Do you have a farewell message for Revere?

“Keep being kind to people. I still think we need to work on it. Kids are still bullying each other on social media, I know it’s cliche but treat people the way you want to be treated. Just keep being kind is the best message I could give.”

Phil Mogus

How did you initially decide to go into teaching?

“I got into [biology] and really enjoyed working with all of the kids when I was in college, and we had to go around to various places, not just student teaching, but field experience, where I was in different schools with different age groups, and I enjoyed it. It was kind of like an adventure honestly. I was down in Florida after [teaching at Buchtel], because I thought, ‘I’ll teach in Florida because they have all this stuff down there, all the marine environment, and I could continue with that, but they ended up calling me here at Revere. So I came back up here and started here and have been here ever since.”

How has education changed through your career?

“It is stuff that surrounds the classroom and it is not necessarily in the classroom itself [that education has changed], because what I do in this classroom is certainly very similar to what I was doing twenty years ago in the classroom.”

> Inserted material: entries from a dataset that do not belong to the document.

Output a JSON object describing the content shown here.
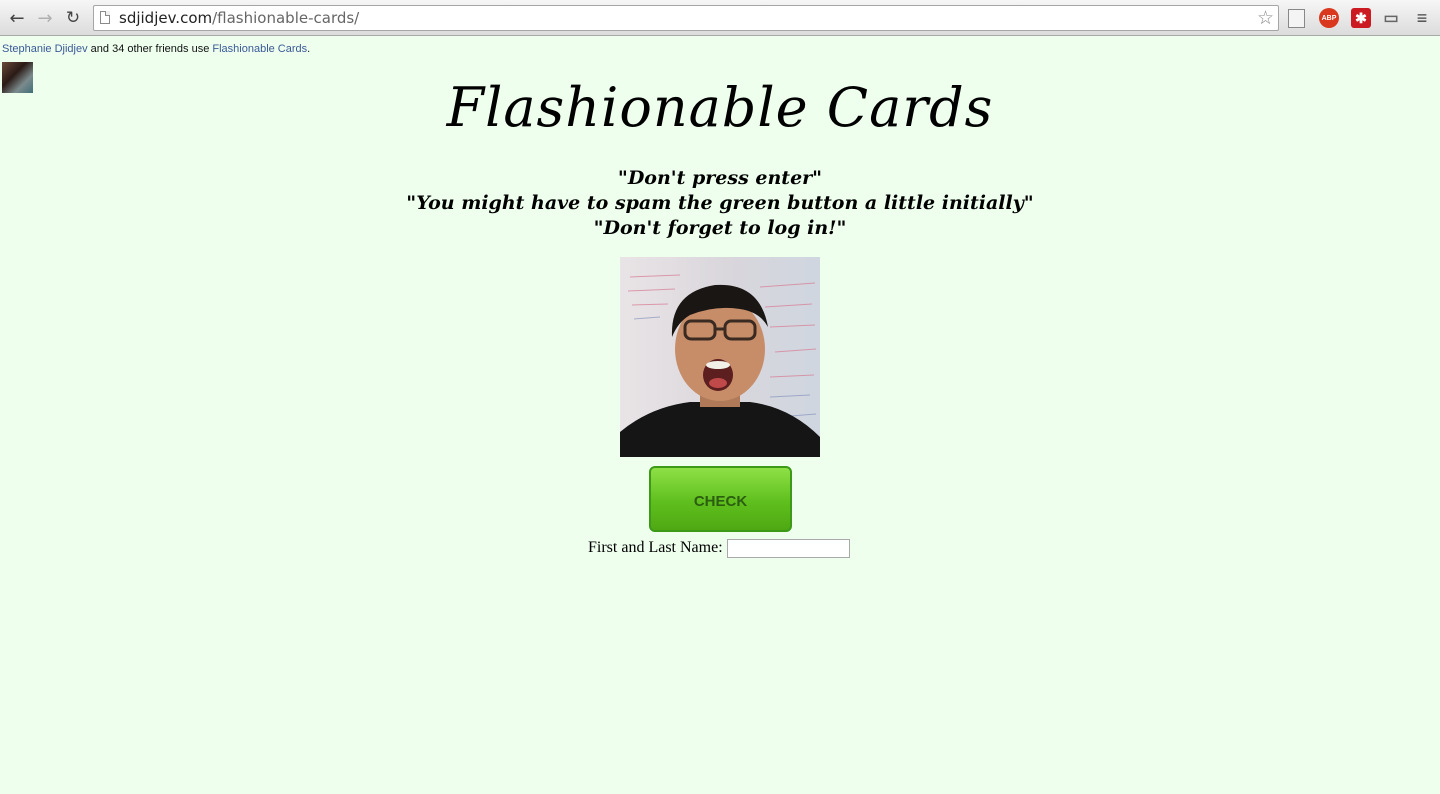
{
  "browser": {
    "url_host": "sdjidjev.com",
    "url_path": "/flashionable-cards/",
    "abp_label": "ABP",
    "lastpass_label": "✱"
  },
  "social": {
    "friend_name": "Stephanie Djidjev",
    "middle_text": " and 34 other friends use ",
    "app_name": "Flashionable Cards",
    "end_text": "."
  },
  "page": {
    "title": "Flashionable Cards",
    "quotes": [
      "\"Don't press enter\"",
      "\"You might have to spam the green button a little initially\"",
      "\"Don't forget to log in!\""
    ],
    "check_label": "CHECK",
    "name_label": "First and Last Name:",
    "name_value": ""
  },
  "colors": {
    "page_background": "#eeffee",
    "button_green": "#5fbf1d",
    "link_blue": "#3b5998"
  }
}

Do you have any plans for you retirement?

“Certainly, I am in the process right now of getting my FAA license as a parachute rigger, which [involves] working with all kinds of stuff in the parachute field. It is still a very small field, and a lot of things are all handmade. It is a really nice thing. I started skydiving when I was sixteen years old. You could do that back then. I went in the Army and was a paratrooper and took quite a bit of time off, and I have been back doing it for several years, jumping now. I will work a little bit doing that. I still officiate track and field. I would not mind doing another mission trip. I have had some opportunities that I might be over to teach overseas a couple of places. I might be able to teach in Colombia. I can go down there to a school in a couple of little cool towns that I know of, that I can set up for a while, and there are a couple of other places that I have looked into too.”

Do you have a farewell message for Revere?

“I would certainly want Revere to stay very, very strong in education. We have always been able to turn out great students. I want people to see the truth in things. There is a lot of false stuff out there. . . . I hope that we as a staff can show them that there is more to it. You have got to learn to look at things, and you have to be able to adjust, and you have to see that there is some truth out there and not everything is all wishy-washy. That not only goes for your personal lives, but it goes for your education, too. I have been very thankful to be a part of a strong science department for so many years and I have had some people before me that have set that path to where I have been able to follow that for the most part, I hope.”